Les autorités de Brazzaville se donnent un an pour renégocier la créance du pays envers le géant mondial du négoce.
En marge de la conférence African Energy Week, qui se tient du 9 au 12 novembre au Cap, en Afrique du Sud, Bruno Itoua, le ministre congolais de l’Énergie et des Hydrocarbures, a indiqué que le gouvernement espérait parvenir à un accord avec Glencore au cours de l’année à venir. À défaut, Brazzaville n’exclut pas la possibilité de rechercher une tierce partie pouvant racheter sa dette envers le géant anglo-suisse du négoce. « Je n’ai pas perdu l’espoir que nous trouverons une solution avec Glencore », a-t-il indiqué, rapporte l’agence Reuters. « Le moment est idoine (…) et nous espérons ne pas devoir attendre un an pour arriver au bout de tout cela ». Contacté par Jeune Afrique, le groupe Glencore n’a pas souhaité faire de commentaires.
Durcissement des conditions d’accès aux marchés financiers
Entre 2015 et 2016, Glencore – appuyé par un consortium de banques – a accordé un prêt de 850 millions de dollars au gouvernement congolais, censé être remboursé grâce à des livraisons de pétrole sur une période de cinq ans. Ces mécanismes de prépaiement, adossés aux ressources naturelles, sont devenus populaires auprès de certains producteurs africains d’hydrocarbures à la suite de la crise financière de 2008 et du durcissement des conditions d’accès aux marchés de capitaux. Toutefois, la chute des prix du brut est venu compliqué l’équation pour les pays africains. Après une demi-douzaine d’années au-dessus de 100 dollars, le baril de brut a brusquement reculé restant dans une fourchette de 40 à 60 dollars entre 2015 et 2017. Il a depuis lors rarement dépassé 80 dollars.
Une situation qui a durement affecté le Congo-Brazzaville, dont l’endettement est resté supérieur à 100% du PIB ces dernières années, contraignant le pays à renégocier son endettement auprès des traders.

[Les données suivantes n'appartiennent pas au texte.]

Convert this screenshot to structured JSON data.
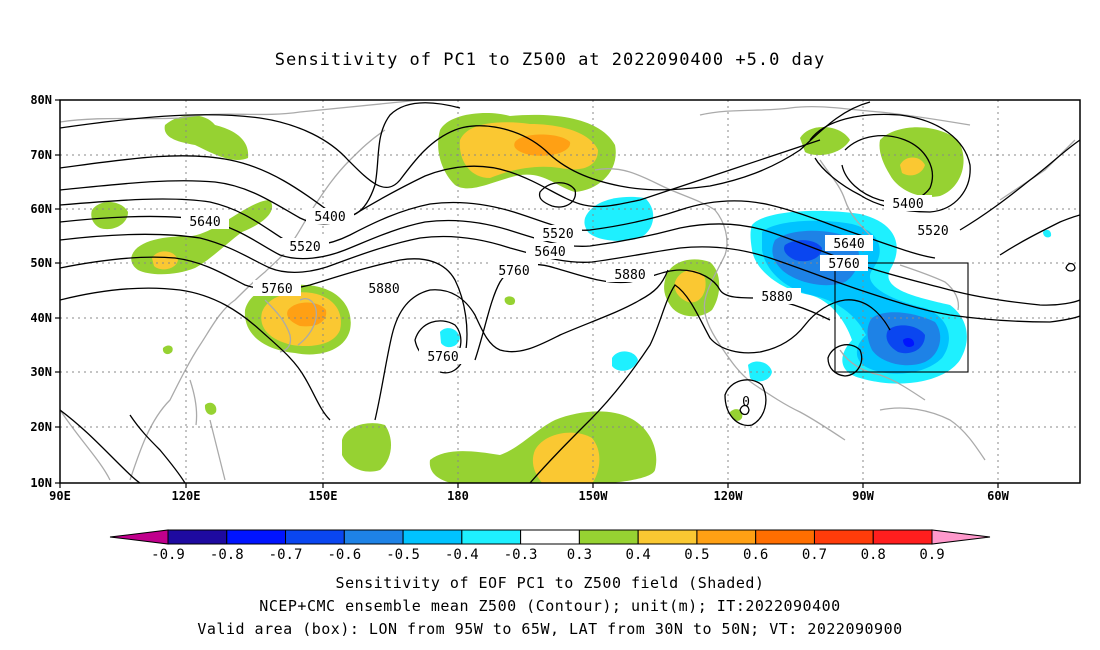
{
  "title": "Sensitivity of PC1 to Z500 at 2022090400 +5.0 day",
  "lat_ticks": [
    "80N",
    "70N",
    "60N",
    "50N",
    "40N",
    "30N",
    "20N",
    "10N"
  ],
  "lon_ticks": [
    "90E",
    "120E",
    "150E",
    "180",
    "150W",
    "120W",
    "90W",
    "60W"
  ],
  "contour_labels": [
    "5400",
    "5640",
    "5520",
    "5760",
    "5880",
    "5760",
    "5520",
    "5640",
    "5760",
    "5880",
    "5640",
    "5760",
    "5880",
    "5400",
    "5520",
    "0"
  ],
  "colorbar": {
    "labels": [
      "-0.9",
      "-0.8",
      "-0.7",
      "-0.6",
      "-0.5",
      "-0.4",
      "-0.3",
      "0.3",
      "0.4",
      "0.5",
      "0.6",
      "0.7",
      "0.8",
      "0.9"
    ],
    "colors": [
      "#c0008c",
      "#1e0aa0",
      "#0014ff",
      "#0a46f0",
      "#1e82e6",
      "#00c3ff",
      "#1ef0ff",
      "#ffffff",
      "#96d232",
      "#fac832",
      "#ffa014",
      "#ff6e00",
      "#ff3c0a",
      "#ff1e1e",
      "#ff99cc"
    ]
  },
  "captions": [
    "Sensitivity of EOF PC1 to Z500 field (Shaded)",
    "NCEP+CMC ensemble mean Z500 (Contour); unit(m); IT:2022090400",
    "Valid area (box): LON from 95W to 65W, LAT from 30N to 50N; VT: 2022090900"
  ]
}
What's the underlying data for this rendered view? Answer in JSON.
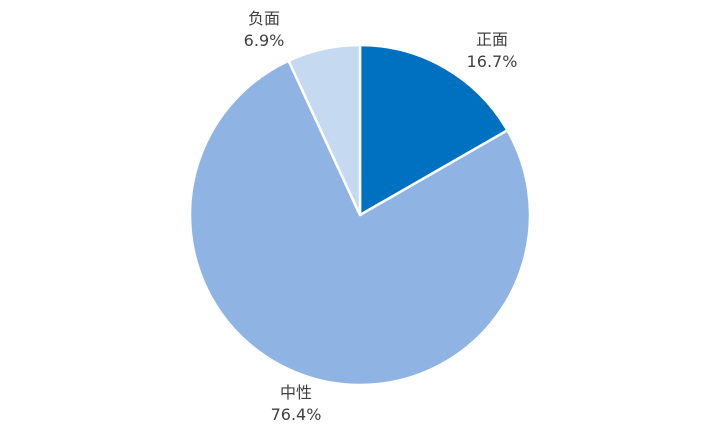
{
  "chart_data": {
    "type": "pie",
    "start_angle": "top, clockwise",
    "categories": [
      "正面",
      "中性",
      "负面"
    ],
    "values": [
      16.7,
      76.4,
      6.9
    ],
    "value_labels": [
      "16.7%",
      "76.4%",
      "6.9%"
    ],
    "colors": [
      "#0070C0",
      "#8FB4E3",
      "#C5D9F1"
    ],
    "legend": "none",
    "title": ""
  }
}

Si un accord de principe a été trouvé avec Trafigura, autre géant suisse du négoce, les discussions avec Glencore ont elles pris du retard, des divergences existant notamment quant à la décote que les prêteurs devraient accepter sur le montant de cette dette.
Compte tenu de la taille et la prépondérance de ce type de prêts aux conditions opaques et aux taux d’intérêt élevés, David Mihalyi, économiste au Natural Ressource Governance Institute avait indiqué dans une note datant de juin 2020 que « les négociants en matières premières devraient également se joindre à l’effort mondial d’allègement de la dette ».
Appui du FMI
Le FMI, qui pressait Brazzaville d’obtenir un décote de 30%, est toutefois dans la dernière ligne droite en vue de la signature d’un accord de financement avec le gouvernement congolais. Ce prêt d’une valeur de 456 millions de dollars devrait être soumis à la mise en œuvre de plusieurs réformes pour renforcer la gouvernance et la transparence dans la gestion de ressources publiques et pétrolières du pays. Selon Bruno Itoua, cité par Reuters, l’accord avec le FMI pourrait renforcer la position du pays vis-à-vis de Glencore.

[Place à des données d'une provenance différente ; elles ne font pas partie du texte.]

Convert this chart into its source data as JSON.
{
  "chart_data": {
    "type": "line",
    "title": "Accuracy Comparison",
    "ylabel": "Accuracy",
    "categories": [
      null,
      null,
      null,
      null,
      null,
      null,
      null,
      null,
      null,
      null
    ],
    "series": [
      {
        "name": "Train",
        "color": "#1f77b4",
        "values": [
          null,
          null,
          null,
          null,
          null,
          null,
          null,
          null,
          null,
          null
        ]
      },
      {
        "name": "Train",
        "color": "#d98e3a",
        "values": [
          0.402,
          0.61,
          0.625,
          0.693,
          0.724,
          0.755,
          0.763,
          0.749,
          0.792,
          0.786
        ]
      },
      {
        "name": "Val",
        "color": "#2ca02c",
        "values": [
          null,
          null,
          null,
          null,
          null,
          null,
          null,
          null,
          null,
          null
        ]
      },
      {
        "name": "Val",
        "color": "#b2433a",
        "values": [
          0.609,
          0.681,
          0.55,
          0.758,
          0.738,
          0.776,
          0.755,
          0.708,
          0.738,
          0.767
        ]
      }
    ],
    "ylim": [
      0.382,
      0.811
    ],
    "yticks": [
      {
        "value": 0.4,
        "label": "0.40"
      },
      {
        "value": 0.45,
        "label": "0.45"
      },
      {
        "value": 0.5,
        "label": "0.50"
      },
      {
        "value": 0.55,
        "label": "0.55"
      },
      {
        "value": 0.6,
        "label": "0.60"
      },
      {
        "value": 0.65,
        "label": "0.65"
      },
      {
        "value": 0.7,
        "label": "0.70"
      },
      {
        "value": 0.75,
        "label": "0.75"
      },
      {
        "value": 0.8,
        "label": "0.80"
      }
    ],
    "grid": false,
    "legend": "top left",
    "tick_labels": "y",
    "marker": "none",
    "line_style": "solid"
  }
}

Selon les données de la Banque mondiale, la dette de la république du Congo a atteint 103 % du PIB en 2020. Elle est anticipée à 93% d’ici à la fin 2021. Selon le FMI, en décembre dernier, la dette publique brute dans le cadre des accords de prépaiements pétroliers était estimée à 1,9 milliard de dollars (environ 17,3% du PIB). La dette publique brute du pays était estimée, à la même échéance, à 11 milliards de dollars, dont près de 7 milliards de dollars vis-à-vis de créditeurs extérieurs.
Outre ses négociations avec Brazzaville, Glencore est en discussions avec les autorités tchadiennes. Le négociant doit obtenir l’avant de N’Djamena pour céder ses champs pétroliers dans le pays Tchad à la société pétrolière et gazière française Perenco, a indiqué l’agence Reuters, début novembre, citant un porte-parole de la société. Le géant minier anglo-suisse a acheté ces champs pétroliers en 2014 et les a mis en vente en 2019.